- Location: Schwanewede in Lower Saxony, Germany
- Operated by: Schutzstaffel
- Operational: 1 July 1943 to 10 April 1945

= Farge concentration camp =

Bremen-Farge concentration camp
Farge was subcamp number 179 of the Neuengamme concentration camp complex. It was established in the autumn of 1943. When established, it was the second largest Neuengamme satellite camp, although the only known prisoner count is 2092, recorded in March 1945. The prisoners were used as slave labour at the U-boot Bunker Valentin.
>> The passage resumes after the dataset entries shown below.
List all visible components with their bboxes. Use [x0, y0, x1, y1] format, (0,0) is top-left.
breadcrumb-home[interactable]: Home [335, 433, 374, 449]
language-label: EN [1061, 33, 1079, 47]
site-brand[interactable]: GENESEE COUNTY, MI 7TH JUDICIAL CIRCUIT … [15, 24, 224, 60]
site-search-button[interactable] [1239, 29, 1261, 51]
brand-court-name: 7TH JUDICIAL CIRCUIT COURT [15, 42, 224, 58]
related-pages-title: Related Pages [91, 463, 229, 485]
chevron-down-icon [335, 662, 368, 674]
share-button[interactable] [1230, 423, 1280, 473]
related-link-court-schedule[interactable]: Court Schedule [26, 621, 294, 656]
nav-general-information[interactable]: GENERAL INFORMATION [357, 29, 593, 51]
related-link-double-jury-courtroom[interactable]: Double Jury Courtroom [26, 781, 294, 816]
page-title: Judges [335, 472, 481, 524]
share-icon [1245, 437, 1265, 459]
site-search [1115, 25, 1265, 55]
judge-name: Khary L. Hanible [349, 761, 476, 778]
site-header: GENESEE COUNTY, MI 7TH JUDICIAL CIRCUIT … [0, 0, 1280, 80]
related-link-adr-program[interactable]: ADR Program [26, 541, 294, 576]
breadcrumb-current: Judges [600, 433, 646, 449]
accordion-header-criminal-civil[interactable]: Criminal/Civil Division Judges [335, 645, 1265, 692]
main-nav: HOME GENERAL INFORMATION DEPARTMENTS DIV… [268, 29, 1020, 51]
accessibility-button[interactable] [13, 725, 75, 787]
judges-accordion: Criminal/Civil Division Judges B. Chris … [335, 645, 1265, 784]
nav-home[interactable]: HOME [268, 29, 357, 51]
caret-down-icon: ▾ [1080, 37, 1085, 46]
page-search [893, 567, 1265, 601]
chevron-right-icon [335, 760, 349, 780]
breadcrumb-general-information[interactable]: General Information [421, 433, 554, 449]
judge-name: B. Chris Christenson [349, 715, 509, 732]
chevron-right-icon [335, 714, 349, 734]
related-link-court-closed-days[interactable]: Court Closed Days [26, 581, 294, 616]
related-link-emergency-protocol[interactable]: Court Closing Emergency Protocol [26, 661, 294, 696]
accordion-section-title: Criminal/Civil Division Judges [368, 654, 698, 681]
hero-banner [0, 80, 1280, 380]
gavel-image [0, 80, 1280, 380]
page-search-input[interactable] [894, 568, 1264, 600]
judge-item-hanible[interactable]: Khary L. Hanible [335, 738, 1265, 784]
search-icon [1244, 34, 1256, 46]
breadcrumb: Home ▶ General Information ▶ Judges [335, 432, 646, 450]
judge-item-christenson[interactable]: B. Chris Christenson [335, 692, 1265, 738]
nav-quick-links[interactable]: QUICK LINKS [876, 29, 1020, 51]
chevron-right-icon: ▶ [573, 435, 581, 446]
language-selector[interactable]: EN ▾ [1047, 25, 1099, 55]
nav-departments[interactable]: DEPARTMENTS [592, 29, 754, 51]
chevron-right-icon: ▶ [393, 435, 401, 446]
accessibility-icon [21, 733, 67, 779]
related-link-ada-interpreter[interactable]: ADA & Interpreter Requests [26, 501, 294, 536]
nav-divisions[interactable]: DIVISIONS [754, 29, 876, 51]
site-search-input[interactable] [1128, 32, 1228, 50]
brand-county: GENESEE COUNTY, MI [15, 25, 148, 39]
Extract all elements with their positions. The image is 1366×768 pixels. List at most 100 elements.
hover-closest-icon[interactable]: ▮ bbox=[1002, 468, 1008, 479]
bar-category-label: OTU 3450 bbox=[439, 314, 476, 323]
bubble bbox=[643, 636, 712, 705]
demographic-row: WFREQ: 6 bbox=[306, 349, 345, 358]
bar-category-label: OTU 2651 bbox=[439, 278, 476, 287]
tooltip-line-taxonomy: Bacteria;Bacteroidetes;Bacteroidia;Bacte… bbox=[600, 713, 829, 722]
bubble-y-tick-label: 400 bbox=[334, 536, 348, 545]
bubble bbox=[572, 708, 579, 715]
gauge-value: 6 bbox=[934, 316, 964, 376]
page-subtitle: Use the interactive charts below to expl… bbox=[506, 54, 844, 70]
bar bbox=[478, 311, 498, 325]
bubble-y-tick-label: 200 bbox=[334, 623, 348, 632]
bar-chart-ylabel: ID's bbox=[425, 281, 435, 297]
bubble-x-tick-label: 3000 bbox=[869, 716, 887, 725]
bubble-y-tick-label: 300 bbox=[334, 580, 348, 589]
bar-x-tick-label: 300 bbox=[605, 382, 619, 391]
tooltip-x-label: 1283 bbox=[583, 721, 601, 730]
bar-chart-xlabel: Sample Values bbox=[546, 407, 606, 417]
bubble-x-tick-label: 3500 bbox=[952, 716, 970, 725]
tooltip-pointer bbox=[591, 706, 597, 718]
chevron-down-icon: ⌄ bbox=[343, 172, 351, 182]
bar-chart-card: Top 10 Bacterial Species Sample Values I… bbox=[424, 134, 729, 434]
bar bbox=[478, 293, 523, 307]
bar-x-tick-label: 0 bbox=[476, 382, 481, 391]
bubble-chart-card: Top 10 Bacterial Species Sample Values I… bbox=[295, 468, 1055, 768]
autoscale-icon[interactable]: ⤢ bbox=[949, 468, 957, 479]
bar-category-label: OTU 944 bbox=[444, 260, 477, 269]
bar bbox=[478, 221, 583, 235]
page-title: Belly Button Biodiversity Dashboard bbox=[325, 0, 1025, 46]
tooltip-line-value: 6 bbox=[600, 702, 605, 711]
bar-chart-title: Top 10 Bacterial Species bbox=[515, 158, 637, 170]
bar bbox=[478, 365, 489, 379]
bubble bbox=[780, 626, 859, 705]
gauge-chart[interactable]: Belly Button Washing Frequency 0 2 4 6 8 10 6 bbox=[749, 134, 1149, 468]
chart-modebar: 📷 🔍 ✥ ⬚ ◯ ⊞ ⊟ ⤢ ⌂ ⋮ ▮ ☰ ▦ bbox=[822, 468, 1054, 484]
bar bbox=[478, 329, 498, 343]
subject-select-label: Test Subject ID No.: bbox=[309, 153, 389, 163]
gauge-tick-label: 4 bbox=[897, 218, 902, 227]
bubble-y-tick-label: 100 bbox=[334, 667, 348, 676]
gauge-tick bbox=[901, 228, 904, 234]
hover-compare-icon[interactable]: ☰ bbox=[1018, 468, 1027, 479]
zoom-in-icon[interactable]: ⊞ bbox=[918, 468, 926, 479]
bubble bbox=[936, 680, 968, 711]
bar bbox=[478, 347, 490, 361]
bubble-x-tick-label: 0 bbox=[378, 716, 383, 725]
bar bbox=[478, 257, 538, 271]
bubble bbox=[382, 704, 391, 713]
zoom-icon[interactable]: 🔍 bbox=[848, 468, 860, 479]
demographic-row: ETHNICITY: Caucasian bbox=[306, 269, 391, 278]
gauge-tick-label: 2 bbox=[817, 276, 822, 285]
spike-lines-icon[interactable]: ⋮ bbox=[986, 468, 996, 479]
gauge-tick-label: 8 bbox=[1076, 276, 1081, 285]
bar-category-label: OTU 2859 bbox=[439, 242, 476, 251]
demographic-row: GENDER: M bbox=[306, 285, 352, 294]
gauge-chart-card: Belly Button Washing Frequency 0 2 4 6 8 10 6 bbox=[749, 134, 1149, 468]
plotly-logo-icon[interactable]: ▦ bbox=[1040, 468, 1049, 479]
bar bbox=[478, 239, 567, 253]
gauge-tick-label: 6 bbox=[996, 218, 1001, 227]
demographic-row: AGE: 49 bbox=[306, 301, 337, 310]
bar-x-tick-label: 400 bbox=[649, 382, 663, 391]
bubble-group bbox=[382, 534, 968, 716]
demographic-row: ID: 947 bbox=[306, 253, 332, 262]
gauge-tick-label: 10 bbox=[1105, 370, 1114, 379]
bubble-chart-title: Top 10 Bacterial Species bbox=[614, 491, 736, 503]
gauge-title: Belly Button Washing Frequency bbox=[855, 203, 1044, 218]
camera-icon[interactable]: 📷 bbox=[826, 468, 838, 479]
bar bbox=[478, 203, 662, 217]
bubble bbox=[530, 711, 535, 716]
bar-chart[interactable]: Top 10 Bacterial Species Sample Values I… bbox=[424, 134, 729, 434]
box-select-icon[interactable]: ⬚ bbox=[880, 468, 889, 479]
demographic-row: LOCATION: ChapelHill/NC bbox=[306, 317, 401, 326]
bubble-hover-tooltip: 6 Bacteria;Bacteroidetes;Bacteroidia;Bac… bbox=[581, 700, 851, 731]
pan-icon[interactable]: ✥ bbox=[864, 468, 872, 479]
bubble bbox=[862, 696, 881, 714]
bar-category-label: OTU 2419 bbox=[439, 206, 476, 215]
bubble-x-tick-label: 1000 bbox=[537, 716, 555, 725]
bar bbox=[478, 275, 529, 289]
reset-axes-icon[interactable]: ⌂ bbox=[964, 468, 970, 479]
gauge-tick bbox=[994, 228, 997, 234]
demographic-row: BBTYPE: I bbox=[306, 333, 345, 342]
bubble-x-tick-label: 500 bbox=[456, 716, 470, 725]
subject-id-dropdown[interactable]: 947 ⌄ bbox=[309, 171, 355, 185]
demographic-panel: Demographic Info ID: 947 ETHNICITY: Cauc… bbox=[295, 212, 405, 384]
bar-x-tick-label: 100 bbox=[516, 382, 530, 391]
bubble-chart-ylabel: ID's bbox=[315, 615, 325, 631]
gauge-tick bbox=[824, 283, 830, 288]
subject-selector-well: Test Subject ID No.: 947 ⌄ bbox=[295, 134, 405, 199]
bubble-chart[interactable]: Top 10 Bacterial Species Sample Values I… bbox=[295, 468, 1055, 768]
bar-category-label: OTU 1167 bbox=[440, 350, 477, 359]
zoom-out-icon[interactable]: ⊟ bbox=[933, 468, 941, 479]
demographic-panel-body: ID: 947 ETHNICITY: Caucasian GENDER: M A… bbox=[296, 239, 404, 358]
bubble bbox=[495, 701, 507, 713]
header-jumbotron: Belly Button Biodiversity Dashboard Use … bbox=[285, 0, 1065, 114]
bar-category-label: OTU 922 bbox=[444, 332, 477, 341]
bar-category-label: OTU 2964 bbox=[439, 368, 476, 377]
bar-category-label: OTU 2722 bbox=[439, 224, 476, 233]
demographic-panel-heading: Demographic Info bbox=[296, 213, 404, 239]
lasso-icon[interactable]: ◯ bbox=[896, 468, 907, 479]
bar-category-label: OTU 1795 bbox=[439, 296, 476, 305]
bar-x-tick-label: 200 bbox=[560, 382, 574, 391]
The camp was sited at a large, naval–fuel–oil, storage facility; some prisoners were accommodated in an empty, giant, underground, fuel tank. The camp was commanded by an army captain, Ulrich Wahl, and the prisoners were guarded by a detachment of naval infantry. Only a handful of SS men were involved in the running of the camp.

The prisoners included German political prisoners, as well as Russian, Polish, French and Greek prisoners of war. Work on the Valentin bunker took place around the clock, with workers forced to work 12–hour shifts. The heavy work resulted in a high death rate amongst prisoners. However, only the deaths of 553 French prisoners have been confirmed. The total number of deaths may be as high as 6000 as the names of the Polish and Russian dead were not recorded.

The evacuation began on 10 April 1945 and survivors included Raymond Portefaix and Harry Callan.